Energiefresser aus Sand

Glas wird aus Quarzsand gewonnen, auch das weiße Deckglas für Solarmodule. Eigentlich ein billiger einheimischer Rohstoff. Das gilt auch für die anderen Zutaten des Glasgemenges, wie Soda, Pottasche, Kalk und natürlich Altglas, das ebenfalls für die Fertigung verwendet wird. Was die Glaspreise in die Höhe treibt, ist vor allem der enorme Energiebedarf, um die Mineralien zu schmelzen. Dicke, keramische Elektroden aus Silizi umkarbid und Flammenwerfer verflüssigen das Gemenge bei fast 1.600 Grad Celsius. Die teigartige Schmelze wird bei rund 1.100 Grad Celsius in ein Endlosband gezogen, aus dem nach dem Erstarren die Solargläser geschnitten werden. Das Glasband schwimmt auf einem Bad aus flüssigem Zinn wie ein gleichmäßiger Ölfilm. Von dem englischen Wort für „Aufschwimmen“ kommt auch der Name Floatglas. Durch die Oberflächenspannung des Zinns und des flüssigen Glases bilden sich sehr glatte Oberflächen.

Eine Floatkammer mit Zinnbad ist ungefähr 70 Meter lang; rund 700.000 Euro kosten zehn Meter Floatlinie.
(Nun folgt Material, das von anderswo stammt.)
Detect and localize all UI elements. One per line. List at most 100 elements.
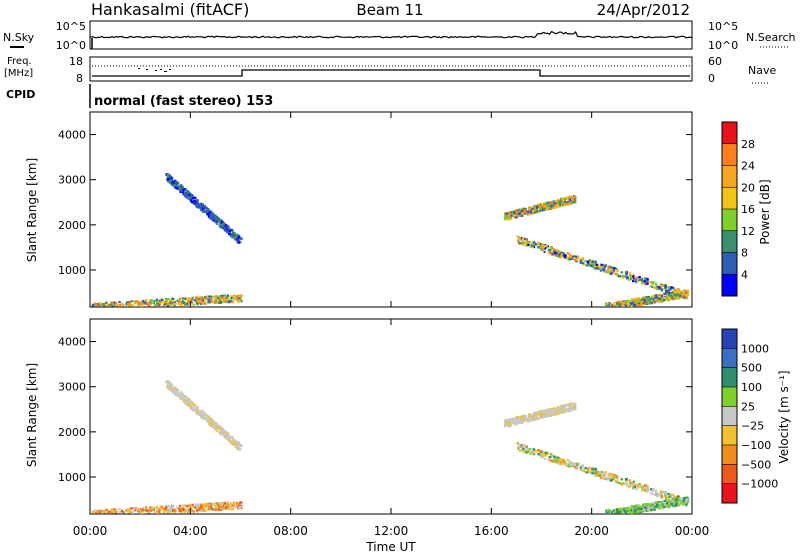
range-cell [616,273,620,276]
range-cell [667,289,670,292]
range-cell [171,299,174,302]
range-cell [172,387,175,391]
range-cell [591,261,594,264]
range-cell [518,242,521,245]
range-cell [233,502,236,505]
range-cell [574,195,577,199]
freq-panel-frame [89,56,693,82]
range-cell [609,271,612,274]
range-cell [641,489,645,492]
range-cell [608,509,611,512]
range-cell [231,301,234,304]
range-cell [167,177,170,181]
range-cell [515,421,518,424]
range-cell [656,495,659,498]
noise-right-label: N.Search [746,31,796,44]
range-cell [566,410,569,413]
range-cell [513,212,516,215]
range-cell [517,420,521,423]
colorbar-tick-label: −100 [741,439,771,452]
range-cell [165,298,168,301]
range-cell [174,186,177,189]
range-cell [652,487,655,491]
range-cell [150,299,153,302]
colorbar-tick-label: 25 [741,400,755,413]
range-cell [553,203,557,207]
range-cell [621,303,624,306]
range-cell [527,420,530,423]
range-cell [555,254,559,257]
range-cell [628,273,632,276]
range-cell [524,415,527,418]
range-cell [196,409,199,412]
range-cell [172,504,175,507]
range-cell [524,237,527,241]
range-cell [643,303,646,306]
range-cell [652,294,655,297]
range-cell [651,489,654,492]
range-cell [556,205,559,208]
range-cell [200,298,203,301]
range-cell [516,214,520,218]
range-cell [679,294,682,297]
range-cell [648,299,651,302]
range-cell [607,473,610,476]
range-cell [532,448,536,451]
range-cell [592,264,596,267]
range-cell [577,462,580,465]
range-cell [222,501,225,504]
range-cell [541,455,544,458]
range-cell [552,251,555,254]
range-cell [565,463,568,466]
range-cell [204,298,208,301]
range-cell [606,476,609,479]
range-cell [220,296,224,299]
range-cell [634,508,637,511]
range-cell [155,505,159,508]
range-cell [178,507,181,510]
range-cell [613,511,616,514]
range-cell [547,458,550,462]
range-cell [526,210,529,213]
range-cell [239,299,242,302]
range-cell [539,414,542,417]
range-cell [158,301,161,304]
range-cell [97,303,100,306]
range-cell [581,464,584,467]
range-cell [640,507,643,510]
range-cell [670,499,673,502]
range-cell [555,458,559,462]
range-cell [146,302,149,305]
range-cell [127,302,130,305]
range-cell [199,206,202,209]
range-cell [574,462,577,465]
range-cell [535,414,539,417]
range-cell [633,298,636,301]
range-cell [216,504,220,507]
range-cell [553,410,557,414]
range-cell [579,259,583,262]
range-cell [222,506,225,509]
range-cell [175,389,178,392]
range-cell [517,447,520,450]
range-cell [520,416,524,420]
range-cell [557,203,560,206]
range-cell [195,503,198,506]
power-ylabel: Slant Range [km] [25,158,39,262]
range-cell [222,299,225,302]
range-cell [187,403,190,406]
range-cell [648,297,651,301]
range-cell [657,507,661,510]
range-cell [224,507,227,511]
range-cell [537,410,540,413]
range-cell [610,473,614,476]
range-cell [656,504,660,507]
range-cell [651,285,654,288]
range-cell [211,425,215,428]
range-cell [230,234,234,237]
range-cell [632,273,635,276]
colorbar-swatch [722,122,737,145]
range-cell [668,288,672,291]
range-cell [189,197,193,201]
range-cell [198,506,201,509]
Auf der nicht selten zwischen 300 und 1.000 Meter langen Fertigungsstraße kühlt das Glas langsam auf 600 Grad Celsius ab. Es wird mit einer Dicke zwischen 0,4 und 25 Millimetern über das Bad gezogen und durchläuft danach einen Kühlofen, um es spannungsfrei abzukühlen. Anschließend folgt der Zuschnitt. Damit keine Verunreinigungen durch Oxide entstehen, läuft der Floatprozess in einer luftdichten Hülle, unter Schutzgas.
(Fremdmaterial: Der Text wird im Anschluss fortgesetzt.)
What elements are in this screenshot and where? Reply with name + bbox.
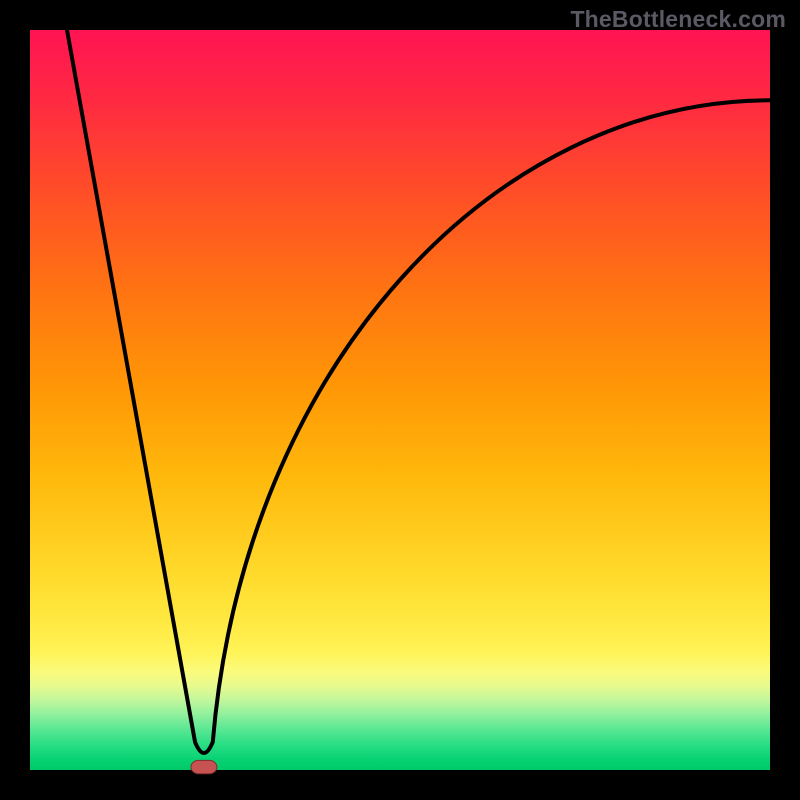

Die heiße Schmelze und die lange Abkühlung machen die Fertigung von Flachglas zum Energiefresser schlechthin, vergleichbar mit dem Kochen von Stahl, Aluminium oder Silizium. Nicht nur die Kosten, auch die Energy-Payback-Zeit eines Solarmoduls wird also wesentlich durch die Glasherstellung bestimmt. Das jüngste Werk markiert den technischen Stand einer Branche. Ende 2009 fuhren die Scheuten-Gruppe und Interpane ein neues Floatwerk für weißes Solarglas in Osterweddingen bei Magdeburg an. Ein Hauptaugenmerk der Planer lag auf dem Energieverbrauch und der Energierrückgewinnung für die Fertigung.

Energiesparende Technologie

Der Glasofen in Osterweddingen fasst 2.000 Tonnen Glasschmelze. Bei 1.580 Grad Celsius hat die Schmelze die Qualität, die sie für besonders eisenarmes Solarglas benötigt (siehe photovoltaik 03/2010). „Die Ingenieure haben diese gewaltige Schüssel mit 2.000 Tonnen Schamotte gedämmt, um den Energieverbrauch gegenüber herkömmlichen Schmelzwannen um 30 Prozent zu senken“, erläutert Ruud Geerlings, Direktor für Floatglas bei Scheuten. Im Ergebnis braucht die Floatlinie bei normalem Floatglas mit einem hohen Eisengehalt etwa 20 Prozent weniger Energie als ältere Anlagen. Zwischen 39 und 40 Megawatt bringt der Ofen auf, um täglich 700 Tonnen Floatglas zu schmelzen. Weißes Solarglas muss man heißer schmelzen, damit der Eisenanteil auf unter 80 Parts per Million sinkt. Dann bullert der Ofen mit 41,5 Megawatt, immerhin 15 Prozent unter dem Bedarf von Anlagen älteren Datums.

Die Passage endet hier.